Call The Consultant considers the software development process as naturally partitioning into several stages, including:

 

  • Requirements Analysis — establishing the business rules of the project, determining the project scope and initial requirements, logical database design, obtaining management signoff.

  • Design and Prototyping — refining the project requirements, physical database design, prototyping, establishing priorities, determining the risks involved and investigating approaches, setting a project schedule.

  • Implementation — an iterative process of designing, building, and testing small chunks of code that implements progressively larger subsets of the project requirements, while refining the requirements to reflect increased understanding and refactoring the existing code as needed to preserve a clean object structure.

  • Testing — an area oftened ignored by software developers, we feel that adequate system testing is a must for delivering a quality product. As such, every project, without exception, has a defined amount of time designated as system testing. This time is used by our teams to make sure that the project does everything it is intended to do, and also to make sure that everything is working correctly. After all, a product that doesn't work isn't much good to anyone, is it?

  • Delivery — user acceptance testing is done at this stage, and minor modifications, cosmetics and other user driven changes are completed in a relatively short time period.

These stages are not exclusive, and often overlap to some extent. They also may be repeated during the course of a larger project. The last three stages, in particular, may be repeated several times over the lifespan of an application.

Various tools are available to assist with the different stages of the project, specifically in the case of designing and reworking the data model to fit the project requirements. Data Modelling Tools are used to assist in this process. Call The Consultant advocates the use of these tools whenever possible, as they are incredible time savers and assist in catching logical inconsistencies in the requirements.

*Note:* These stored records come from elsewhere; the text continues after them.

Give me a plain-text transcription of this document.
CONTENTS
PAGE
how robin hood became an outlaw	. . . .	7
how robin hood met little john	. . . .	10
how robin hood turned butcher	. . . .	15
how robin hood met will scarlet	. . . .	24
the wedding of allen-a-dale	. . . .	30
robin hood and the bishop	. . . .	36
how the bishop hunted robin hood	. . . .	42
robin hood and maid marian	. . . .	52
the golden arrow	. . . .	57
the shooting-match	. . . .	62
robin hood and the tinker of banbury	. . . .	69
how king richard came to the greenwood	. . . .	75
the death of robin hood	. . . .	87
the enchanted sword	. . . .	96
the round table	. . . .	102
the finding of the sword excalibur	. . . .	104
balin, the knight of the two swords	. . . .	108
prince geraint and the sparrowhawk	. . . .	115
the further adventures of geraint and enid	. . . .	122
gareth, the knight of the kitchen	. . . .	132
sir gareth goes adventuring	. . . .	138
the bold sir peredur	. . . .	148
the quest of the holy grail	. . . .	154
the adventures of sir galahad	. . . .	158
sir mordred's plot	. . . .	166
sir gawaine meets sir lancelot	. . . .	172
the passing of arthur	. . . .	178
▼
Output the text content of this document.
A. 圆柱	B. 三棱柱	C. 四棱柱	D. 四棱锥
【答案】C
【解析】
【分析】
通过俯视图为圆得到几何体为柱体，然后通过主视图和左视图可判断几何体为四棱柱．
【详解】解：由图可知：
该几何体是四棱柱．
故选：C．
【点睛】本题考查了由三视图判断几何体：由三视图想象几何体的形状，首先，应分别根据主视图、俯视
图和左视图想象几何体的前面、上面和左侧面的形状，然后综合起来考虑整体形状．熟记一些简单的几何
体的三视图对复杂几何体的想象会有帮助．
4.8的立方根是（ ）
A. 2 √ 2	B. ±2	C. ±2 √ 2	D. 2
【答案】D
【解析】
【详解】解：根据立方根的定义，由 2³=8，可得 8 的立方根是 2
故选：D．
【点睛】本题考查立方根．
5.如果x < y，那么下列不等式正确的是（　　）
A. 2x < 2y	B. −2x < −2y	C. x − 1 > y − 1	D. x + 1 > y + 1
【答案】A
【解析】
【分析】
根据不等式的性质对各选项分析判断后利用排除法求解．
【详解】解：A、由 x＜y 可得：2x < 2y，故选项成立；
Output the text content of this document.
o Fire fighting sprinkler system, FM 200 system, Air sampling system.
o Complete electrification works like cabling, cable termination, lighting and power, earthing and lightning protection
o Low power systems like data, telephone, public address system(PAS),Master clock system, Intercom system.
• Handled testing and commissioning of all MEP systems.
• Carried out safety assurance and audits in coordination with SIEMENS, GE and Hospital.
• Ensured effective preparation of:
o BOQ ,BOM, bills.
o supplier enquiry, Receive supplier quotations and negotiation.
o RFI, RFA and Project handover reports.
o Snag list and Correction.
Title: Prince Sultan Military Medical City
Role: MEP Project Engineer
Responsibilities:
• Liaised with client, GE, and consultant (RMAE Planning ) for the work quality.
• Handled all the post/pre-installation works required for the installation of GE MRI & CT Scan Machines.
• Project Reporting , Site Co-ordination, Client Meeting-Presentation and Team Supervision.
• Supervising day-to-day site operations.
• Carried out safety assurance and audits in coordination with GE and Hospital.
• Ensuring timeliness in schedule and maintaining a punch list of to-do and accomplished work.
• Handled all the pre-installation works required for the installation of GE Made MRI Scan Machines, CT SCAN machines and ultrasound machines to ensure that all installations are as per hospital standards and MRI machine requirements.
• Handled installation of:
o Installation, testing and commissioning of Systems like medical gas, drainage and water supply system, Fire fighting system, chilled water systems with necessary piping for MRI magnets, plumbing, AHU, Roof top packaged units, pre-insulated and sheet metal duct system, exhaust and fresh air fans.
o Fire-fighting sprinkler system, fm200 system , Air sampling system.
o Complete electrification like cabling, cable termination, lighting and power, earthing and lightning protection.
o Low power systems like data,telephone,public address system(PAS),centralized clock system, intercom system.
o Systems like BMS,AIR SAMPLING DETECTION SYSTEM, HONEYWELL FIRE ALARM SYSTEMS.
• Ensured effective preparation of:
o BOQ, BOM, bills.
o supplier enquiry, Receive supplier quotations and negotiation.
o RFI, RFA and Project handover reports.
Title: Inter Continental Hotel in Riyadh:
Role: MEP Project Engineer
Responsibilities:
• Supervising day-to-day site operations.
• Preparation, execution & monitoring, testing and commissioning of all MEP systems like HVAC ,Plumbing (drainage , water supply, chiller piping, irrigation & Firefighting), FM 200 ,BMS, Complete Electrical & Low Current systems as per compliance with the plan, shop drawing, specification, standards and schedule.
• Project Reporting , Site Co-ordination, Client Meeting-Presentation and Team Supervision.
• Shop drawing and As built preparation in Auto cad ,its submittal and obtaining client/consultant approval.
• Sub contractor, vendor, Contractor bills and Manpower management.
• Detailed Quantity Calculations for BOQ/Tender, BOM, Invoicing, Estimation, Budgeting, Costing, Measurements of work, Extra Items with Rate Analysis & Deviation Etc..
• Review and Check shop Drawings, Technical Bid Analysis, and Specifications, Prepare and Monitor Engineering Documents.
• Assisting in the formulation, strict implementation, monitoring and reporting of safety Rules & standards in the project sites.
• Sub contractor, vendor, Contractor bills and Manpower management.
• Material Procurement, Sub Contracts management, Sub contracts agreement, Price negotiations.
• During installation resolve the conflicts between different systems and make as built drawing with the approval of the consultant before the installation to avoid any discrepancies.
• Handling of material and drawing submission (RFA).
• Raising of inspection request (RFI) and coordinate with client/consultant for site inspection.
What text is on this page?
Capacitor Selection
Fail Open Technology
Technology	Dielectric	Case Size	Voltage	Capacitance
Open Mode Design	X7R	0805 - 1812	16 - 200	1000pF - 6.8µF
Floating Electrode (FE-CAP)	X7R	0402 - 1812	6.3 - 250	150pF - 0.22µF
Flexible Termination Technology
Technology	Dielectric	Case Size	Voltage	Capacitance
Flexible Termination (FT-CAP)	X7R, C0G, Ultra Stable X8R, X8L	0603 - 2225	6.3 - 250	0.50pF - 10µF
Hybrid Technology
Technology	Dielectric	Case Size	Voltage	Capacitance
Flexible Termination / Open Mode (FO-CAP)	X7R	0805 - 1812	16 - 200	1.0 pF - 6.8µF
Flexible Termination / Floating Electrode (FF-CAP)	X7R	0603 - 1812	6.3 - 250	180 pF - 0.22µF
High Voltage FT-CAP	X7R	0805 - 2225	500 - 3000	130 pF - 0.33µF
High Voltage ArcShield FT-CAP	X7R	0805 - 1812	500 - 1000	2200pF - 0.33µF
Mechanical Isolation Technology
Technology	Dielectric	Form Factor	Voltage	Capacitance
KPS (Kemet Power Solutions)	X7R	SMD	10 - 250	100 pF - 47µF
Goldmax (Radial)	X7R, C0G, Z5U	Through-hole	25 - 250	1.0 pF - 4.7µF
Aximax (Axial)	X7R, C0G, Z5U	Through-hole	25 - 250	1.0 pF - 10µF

During the Implementation stage, design patterns also become extremely useful. These distillations of common approaches to problem solving in software provide conceptual building blocks which can be plugged directly into designs. Besides aiding the clean structuring of the design, they allow complex concepts to be clearly communicated to others involved in the project. Call The Consultant strongly believes in the utility of design patterns and requires that all developers become familiar with at least the basic set of these procedures.

Refactoring, the process of modifying existing code to give a cleaner structure, plays an extremely important role throughout the Implementation stage. Proper use of refactoring is essential to quality code, and needs to be done continuously as new code is written. Internal documentation, that is, documentation from within the code itself, is also something that we practice religiously. This practice makes it much easier to pass the code from analyst to analyst with a minimal learning curve. These practices pay off in dramatically reduced costs for maintenance and enhancement efforts.